When I was little my mother enlightened me with this wonderful idea called reincarnation, that our lives do not end when we die but that our souls keep on returning to different bodies in an endless cycle of self-improvement.
For a small child this concept is very difficult if not impossible to grasp. For me however it made much more sense than those crazy stories about going to heaven (or even hell mind you) which I'd been learning at church.
If I had to believe in something then it made more sense to believe in a more appealing alternative to death. At the time disappearing into complete darkness and emptiness was not yet a viable option, that would come in later life as a more likely way to go.
So the idea that I'd keep on coming back and being reborn into a new family sounded like an exciting adventure. Sitting up high in the sky and looking down upon the Earth just before my next birth, choosing carefully the next nicest-looking family to be a part of. That young woman down there looks like a nice mother, not quite sure about that man though, will have to take the risk and see what happens. It's the recycling that counts the most, should not wait too long.
Unfortunately part of the deal is that your memory would be wiped clean and you would not be able to recall anything about the previous life. You have to fantasize about having been one of the famous Egyptian Pharaohs, Napoleon Bonaparte, Albert Einstein or Emperor Charlemagne. Unless you had been someone's pet, a worm, dolphin, chimp or a number of other animals. Or a molecule or a dust particle or part of someone's DNA strand.
A so-called paranormal healer once told me that in my previous life I was some French freedom fighter and had been buried alive under a bunch of rubble after a big earthquake. Her eyes rolled up and she was trembling slightly as if in a trance, as she told me the story like she was witnessing it happen in person, and this is how it continued: while slowly dying I realized that I had a number of important achievements just outside my grasp, that there was still so much more to do in life. That's why I was reincarnated in this life, in order to redeem those lost opportunities and achieve all of that unfinished work, whatever that may be.
Remember that a nasty side-effect of reincarnation is loss of memory. So I could not refute the paranormal healer's discovery, nor could I come up with a more interesting and creative previous life than that as a freedom fighter. Better than being Napoleon or Cleopatra or whoever, that's for sure.
Can a person only get reincarnated into a future time? Is it possible to be reincarnated into the past? What about getting reincarnated back in time to the period between your birth and death? Anything is possible in this crazy world we live in, where an infinite number of intersecting universes and parallel timelines criss-cross all over the place. Watch out for that neutrino shower and better duck for those Higgs particles (they do exist by the way).

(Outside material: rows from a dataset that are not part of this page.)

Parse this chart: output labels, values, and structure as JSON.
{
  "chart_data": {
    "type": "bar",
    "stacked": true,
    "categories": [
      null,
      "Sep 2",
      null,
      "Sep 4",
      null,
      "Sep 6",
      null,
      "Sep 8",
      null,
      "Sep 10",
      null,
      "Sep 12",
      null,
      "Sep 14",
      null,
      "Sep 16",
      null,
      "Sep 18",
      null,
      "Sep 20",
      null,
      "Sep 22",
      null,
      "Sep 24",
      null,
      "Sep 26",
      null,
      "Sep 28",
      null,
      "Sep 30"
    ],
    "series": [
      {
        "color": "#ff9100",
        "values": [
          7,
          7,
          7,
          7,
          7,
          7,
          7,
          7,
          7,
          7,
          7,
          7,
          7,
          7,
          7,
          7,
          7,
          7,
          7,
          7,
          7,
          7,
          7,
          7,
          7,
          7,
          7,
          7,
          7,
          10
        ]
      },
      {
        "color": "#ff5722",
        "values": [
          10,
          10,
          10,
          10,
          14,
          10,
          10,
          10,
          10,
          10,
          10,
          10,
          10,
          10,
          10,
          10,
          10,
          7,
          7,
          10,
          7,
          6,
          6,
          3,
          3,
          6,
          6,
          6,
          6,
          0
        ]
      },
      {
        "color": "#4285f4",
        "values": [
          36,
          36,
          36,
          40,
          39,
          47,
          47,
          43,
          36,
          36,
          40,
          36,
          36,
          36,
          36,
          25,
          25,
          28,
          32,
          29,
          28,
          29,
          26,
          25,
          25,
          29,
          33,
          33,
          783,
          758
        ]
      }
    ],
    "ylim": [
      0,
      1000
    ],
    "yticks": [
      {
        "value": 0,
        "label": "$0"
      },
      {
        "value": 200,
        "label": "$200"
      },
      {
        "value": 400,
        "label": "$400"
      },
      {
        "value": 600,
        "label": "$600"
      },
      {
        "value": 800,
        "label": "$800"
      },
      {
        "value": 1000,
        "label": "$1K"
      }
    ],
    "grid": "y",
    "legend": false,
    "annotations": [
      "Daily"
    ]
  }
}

Unfortunately we are very limited creatures. Only after an infinite number of rebirths will we ever fully understand the truth and at the same time be able to experience ultimate reality as it was always meant to be.
That seems like yet another insane idea. Maybe it's time to revert back to being a God-fearing churchgoer when life was alot simpler. Dear Lord, I pray that ...
See you in the next life, I mean in heaven (or even in hell mind you). Still would be nice before I finish this life to figure out what all those lost opportunities were in my previous life. That way I could achieve all of that unfinished work, feeling more satisfied on my death bed.
Or could it be that that collection of unfinished work and unredeemed opportunities is carried on automatically into the next life and then the next life after that so on until it is completely redeemed and finished, meaning final closure at last.
Then the cycles would stop and I would achieve absolute harmony. I'd much rather keep dying and being reborn than that, in fact just one life and one final death into complete nothingness would be a million times better than achieving absolute harmony.